Slowly, I gained inner strength, confidence and resolve. Seen through the Buddhist lens, I had no cause to lament; my obstacles were opportunities to reveal my true potential and life mission. Furthermore, Buddhism does not believe in coincidence. Speaking of his own family, Nichiren Daishonin says, “It is no doubt because of karmic forces that they became my parents, and I, their child” (“Letter to Jakunichi-bo,” The Writings of Nichiren Daishonin, vol. 1, p. 993). In this sense, Yuvraj had chosen our family and his condition in order to fulfill his mission and teach us how to become absolutely happy. I stopped asking Why, and began asking the better question, How? How could I help Yuvraj fulfill his potential? 

I had heard from a friend in the SGI, a mother of a visually impaired child, that the United States offered excellent early-intervention services for visually impaired infants. I began chanting to move to the U.S. 

Shivani with her sons (l-r) Aviraj and Yuvraj in Houston, January 2022. Photo by Mitush Chaudhary.
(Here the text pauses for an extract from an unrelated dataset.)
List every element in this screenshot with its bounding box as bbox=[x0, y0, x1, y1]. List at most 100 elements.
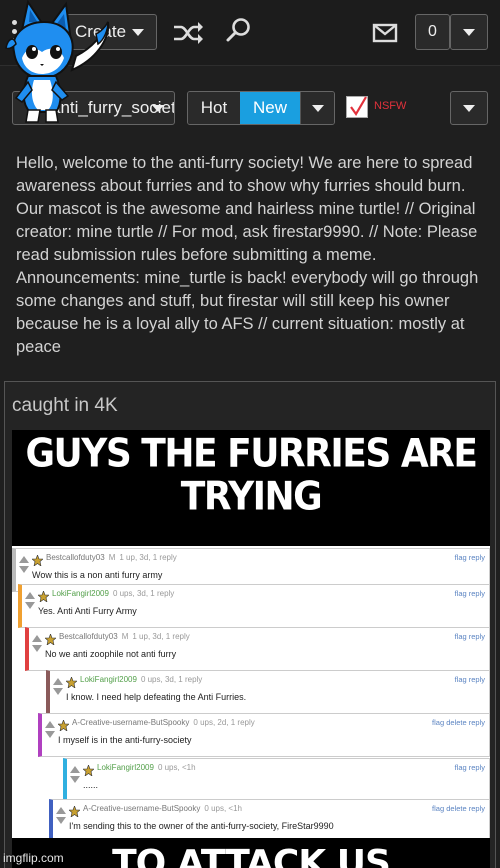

A few months later, in September 2014, my husband’s employer announced a job opening at their branch in Houston. Understanding that this was exactly what I’d been praying for so fervently, my husband quickly applied. A few weeks later, his request was turned down; the job was reserved for those with a high level of experience in the field. I continued to chant intensely that Yuvraj would receive the best care in order to fulfill his mission. A few months later, in January 2015, Mitush’s work held a dance. There, amid much merriment, it was suddenly announced that Mitush had been given the Texas job! We relocated there in April the same year.

Within our first few days in Houston, I put out a call letting the state know that I had a visually impaired toddler. On the tenth day following that call, five therapists showed up to our house, one after another, to work with Yuvraj. Watching them, I saw what I had begun to expect through my Buddhist practice: that Yuvraj was no less capable than children with working eyes; he simply had his own ways of learning. By the age of 3, he was fully caught up with his peers. 

Photo by Qudus M.

As it turns out, Yuvraj is a comedian. Now, at age 9, his teachers remark that he has such a positive aura that when he is absent from school, something feels palpably missing. Every day has its challenges, but Yuvraj meets them head-on. In fact, his primary concern is the happiness of others. The other day, I asked, “What is blindness, Yuvraj?” and he shrugged. “Having no vision,” he said. Then, firmly, “Never feel: I can’t do this. You can do anything.”

For him, a better question is the one he asks me daily, first thing when he gets home from school. “Mom,” he calls, “are you happy?”

“What a good question,” I say. “You know the answer.”